I usually start my work in one of three ways. You can choose the one that works best for whatever you're writing.

1. A dialogue piece
Example:

"Hyeju! You promised!" Heejin crossed her arms, frowning at her friend who sat at the lunch table, peacefully eating her lunch.

"Well I take it back. There's no way I'm doing anything in your stupid musical," Hyeju said firmly, focusing on her food. ( girl()friend, chapter 1)

"Guys write in glitter pens too, right?" Jinsoul the next day while they're watching one of Sooyoung's cooking shows. Her lunch with Doah had left much to be desired, but he promised he was trying. Jinsoul didn't want to waste any more of her time thinking about it, and waved Sooyoung off when she asked how it went. She was content to space out watching yet another episode of Cut Throat Kitchen, but then she thinks of the journal still on her nightstand. ( Dear You, entry 2: why don't you know? )

This way plunges the reader directly into the conflict and presents an idea, it requires the author to add the world building in a bit later after the conversation. As long as that part is seamless, this is one of my favorite beginnings.

2. One liner to grab readers attention, followed by a paragraph.

Heejin was drunk again.

It wasn't even the first time this week. It seemed like the weeks blurred together anyway, all just mindless days of partying and going home with a girl who's name she didn't remember. Heejin liked it like that, no feelings, no emotions, no room for heartbreak. She was Jeon Heejin, for Christ's sake, the most popular girl on college campus. She was untouchable, and everyone knew what they were getting into when they went home with her. She'd never speak to them again, maybe once or twice if the night had been good. But Jeon Heejin didn't do relationships. She had once, and that had gone up in flames. She never would again, she had promised herself. She didn't want to be weak. ( KPOP GIRL ONESHOTS, around you:::heejinxhyunjin )

Jungeun felt a chill go down her spine.

It was quickly replaced by Jinsoul's hand on the small of her back, and she jumped as if awoken out of her thoughts. She took in a breath, and everything felt normal again. There was the smell of meat, the sound of sizzling on the pans in front of them, and constant chatter around the restaurant. There was the familiar sticky floor under her tennis shoes, the metal stool under her legs, the cozy atmosphere of the barbecue she and her friends had been going to all their lives. ( Heart Beating For You, Episode I: Shut Up, Jeong Jinsoul )

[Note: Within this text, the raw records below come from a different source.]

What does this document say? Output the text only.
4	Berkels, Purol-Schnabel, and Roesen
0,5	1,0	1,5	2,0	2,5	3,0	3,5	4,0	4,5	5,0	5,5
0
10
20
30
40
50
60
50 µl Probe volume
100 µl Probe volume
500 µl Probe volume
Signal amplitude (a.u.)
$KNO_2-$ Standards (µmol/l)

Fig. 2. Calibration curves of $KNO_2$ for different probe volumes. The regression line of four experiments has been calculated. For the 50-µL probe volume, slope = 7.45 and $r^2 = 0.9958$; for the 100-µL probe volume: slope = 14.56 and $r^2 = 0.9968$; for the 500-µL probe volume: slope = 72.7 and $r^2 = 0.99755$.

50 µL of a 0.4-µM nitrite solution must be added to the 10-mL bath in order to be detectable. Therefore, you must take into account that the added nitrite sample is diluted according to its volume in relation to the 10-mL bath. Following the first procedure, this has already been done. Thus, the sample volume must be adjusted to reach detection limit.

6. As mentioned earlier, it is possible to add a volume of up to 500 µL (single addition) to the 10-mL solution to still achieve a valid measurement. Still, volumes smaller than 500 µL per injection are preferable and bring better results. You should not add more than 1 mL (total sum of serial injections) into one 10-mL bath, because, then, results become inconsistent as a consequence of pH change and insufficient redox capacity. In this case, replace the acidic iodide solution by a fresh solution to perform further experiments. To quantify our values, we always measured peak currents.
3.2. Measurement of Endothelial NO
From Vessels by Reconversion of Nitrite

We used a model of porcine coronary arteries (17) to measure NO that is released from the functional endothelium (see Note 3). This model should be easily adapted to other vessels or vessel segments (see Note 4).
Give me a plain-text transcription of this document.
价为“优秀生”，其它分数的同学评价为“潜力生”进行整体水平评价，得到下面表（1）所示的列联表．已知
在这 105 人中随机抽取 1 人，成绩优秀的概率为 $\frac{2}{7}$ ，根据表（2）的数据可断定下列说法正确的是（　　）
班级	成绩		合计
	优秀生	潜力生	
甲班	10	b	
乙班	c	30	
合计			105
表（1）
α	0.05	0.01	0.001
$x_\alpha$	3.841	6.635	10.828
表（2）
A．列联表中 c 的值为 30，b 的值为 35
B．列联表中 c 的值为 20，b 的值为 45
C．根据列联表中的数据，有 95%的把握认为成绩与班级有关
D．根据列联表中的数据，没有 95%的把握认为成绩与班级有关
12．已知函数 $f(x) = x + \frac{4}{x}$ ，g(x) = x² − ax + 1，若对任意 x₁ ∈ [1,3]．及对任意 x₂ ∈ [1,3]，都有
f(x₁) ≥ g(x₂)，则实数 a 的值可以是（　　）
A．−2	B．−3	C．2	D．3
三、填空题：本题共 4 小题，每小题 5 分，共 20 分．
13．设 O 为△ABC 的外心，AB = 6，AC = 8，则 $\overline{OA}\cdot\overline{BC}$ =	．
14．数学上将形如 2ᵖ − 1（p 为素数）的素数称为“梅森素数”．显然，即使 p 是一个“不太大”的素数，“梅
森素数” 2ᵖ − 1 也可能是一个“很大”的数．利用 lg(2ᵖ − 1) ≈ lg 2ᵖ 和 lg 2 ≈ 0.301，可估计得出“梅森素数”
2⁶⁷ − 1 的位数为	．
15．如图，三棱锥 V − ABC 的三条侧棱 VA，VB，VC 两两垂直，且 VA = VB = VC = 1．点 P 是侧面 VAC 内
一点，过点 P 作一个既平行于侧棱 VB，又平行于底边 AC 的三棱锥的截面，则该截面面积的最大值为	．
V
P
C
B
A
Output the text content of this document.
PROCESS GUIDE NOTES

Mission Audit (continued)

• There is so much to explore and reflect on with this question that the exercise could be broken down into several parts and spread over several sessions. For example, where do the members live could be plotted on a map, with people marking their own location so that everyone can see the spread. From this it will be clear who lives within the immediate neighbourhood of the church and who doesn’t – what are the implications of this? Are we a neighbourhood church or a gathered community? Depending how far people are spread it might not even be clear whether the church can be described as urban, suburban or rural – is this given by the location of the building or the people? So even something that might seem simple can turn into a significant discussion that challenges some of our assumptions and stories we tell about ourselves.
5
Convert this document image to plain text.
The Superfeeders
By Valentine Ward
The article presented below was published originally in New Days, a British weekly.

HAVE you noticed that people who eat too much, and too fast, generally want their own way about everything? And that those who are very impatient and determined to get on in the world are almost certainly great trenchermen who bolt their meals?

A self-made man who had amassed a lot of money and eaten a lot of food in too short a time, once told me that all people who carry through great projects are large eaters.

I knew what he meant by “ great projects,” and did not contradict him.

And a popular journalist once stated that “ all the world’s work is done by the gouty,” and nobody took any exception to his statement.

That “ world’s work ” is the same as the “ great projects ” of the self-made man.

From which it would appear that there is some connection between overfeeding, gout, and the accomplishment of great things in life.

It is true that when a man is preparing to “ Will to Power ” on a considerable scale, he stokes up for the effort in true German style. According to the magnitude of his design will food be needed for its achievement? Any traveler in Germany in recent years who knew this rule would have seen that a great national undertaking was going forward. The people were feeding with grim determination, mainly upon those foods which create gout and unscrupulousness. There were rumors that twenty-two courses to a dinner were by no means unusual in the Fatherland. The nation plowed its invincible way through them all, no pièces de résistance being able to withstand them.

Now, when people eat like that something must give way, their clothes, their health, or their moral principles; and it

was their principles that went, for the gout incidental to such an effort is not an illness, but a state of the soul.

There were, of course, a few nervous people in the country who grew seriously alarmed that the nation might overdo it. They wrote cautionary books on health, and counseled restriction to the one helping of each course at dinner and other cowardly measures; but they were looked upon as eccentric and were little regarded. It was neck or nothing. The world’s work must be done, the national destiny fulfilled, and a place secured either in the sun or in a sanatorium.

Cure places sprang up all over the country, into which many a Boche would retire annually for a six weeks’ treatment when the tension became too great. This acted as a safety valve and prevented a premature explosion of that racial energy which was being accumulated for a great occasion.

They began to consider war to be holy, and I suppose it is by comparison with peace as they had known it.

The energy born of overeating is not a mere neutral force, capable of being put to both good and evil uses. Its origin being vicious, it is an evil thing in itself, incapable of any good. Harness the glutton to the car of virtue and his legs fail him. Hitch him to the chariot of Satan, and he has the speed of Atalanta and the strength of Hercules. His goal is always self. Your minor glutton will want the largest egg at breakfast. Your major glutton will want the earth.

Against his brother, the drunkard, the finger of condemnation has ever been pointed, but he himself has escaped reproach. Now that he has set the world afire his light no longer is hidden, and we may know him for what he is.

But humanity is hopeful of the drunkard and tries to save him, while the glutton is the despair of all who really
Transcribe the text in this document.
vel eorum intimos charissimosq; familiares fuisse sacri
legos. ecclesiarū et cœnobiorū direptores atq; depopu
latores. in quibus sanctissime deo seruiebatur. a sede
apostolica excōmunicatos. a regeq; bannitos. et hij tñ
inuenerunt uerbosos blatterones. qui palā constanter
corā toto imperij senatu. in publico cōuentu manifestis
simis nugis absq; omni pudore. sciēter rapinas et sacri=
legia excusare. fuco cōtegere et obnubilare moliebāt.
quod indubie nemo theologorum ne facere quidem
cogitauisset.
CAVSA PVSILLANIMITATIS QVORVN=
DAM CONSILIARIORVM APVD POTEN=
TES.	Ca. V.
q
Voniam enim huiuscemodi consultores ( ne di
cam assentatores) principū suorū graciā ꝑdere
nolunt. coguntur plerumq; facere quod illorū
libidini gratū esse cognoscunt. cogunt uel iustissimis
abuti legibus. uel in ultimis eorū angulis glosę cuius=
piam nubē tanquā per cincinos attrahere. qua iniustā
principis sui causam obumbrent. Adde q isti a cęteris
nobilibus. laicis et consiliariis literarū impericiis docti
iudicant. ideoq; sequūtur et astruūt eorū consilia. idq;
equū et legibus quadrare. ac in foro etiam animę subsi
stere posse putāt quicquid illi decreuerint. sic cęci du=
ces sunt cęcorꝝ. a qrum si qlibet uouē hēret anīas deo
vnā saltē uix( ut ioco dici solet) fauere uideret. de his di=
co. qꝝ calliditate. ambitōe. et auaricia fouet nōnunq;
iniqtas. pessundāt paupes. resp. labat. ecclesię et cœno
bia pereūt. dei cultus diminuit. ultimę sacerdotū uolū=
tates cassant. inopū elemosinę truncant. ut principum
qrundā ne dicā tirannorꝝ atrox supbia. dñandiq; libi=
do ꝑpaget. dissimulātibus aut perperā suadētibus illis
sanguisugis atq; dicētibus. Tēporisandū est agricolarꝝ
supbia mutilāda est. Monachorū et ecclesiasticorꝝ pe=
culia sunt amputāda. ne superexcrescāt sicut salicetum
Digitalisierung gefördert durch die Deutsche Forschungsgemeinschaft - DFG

It was a bad idea all around.

To celebrate Kahei's return from China, all of Jungeun's friends had decided they needed to do something special to celebrate their friendship. A party wouldn't cut it, Haseul had insisted, and with Kahei's love of scary things, a trip to one of the most famous abandoned buildings seemed like a fun bonding experience. Was it legal? Not technically (read: not at all, but Yeojin had left out that detail), but there was no chance there were actually ghosts living in this abandoned warehouse, right? ( Stay - Lipves, Unpublished )

I really like starting off with a simple idea and then adding to it. I think the simplicity is attention grabbing but also allows for the explanation of the paragraph. This one is definitely my favorite.

3. Setting the scene

Tongyeong was a cute little seaside town with a beautiful view of the ocean. It was small, but garnered a good amount of tourists during the summer months. The town itself was quaint, with a dozen ice cream and clothing shops to attract families. Jo's Daisies was a flower shop situated closer to the middle of the town than the ocean, only a few hundred feet from the boardwalk that led down to the golden sand. Jungeun had gone down to the beach every day since she was a child, and still, there was nothing quite like the view of the sun that sunk into the sea every night. Sunsets were always an array of gold and vivid red, painting all the shops in pinks and yellows. It was the most gorgeous thing Jungeun had ever seen. ( flower//lipves, unpublished )

This one is probably the least popular and admittedly I do think it's the least interesting. If world building is something that's really important in your story, perhaps consider it. Up to you.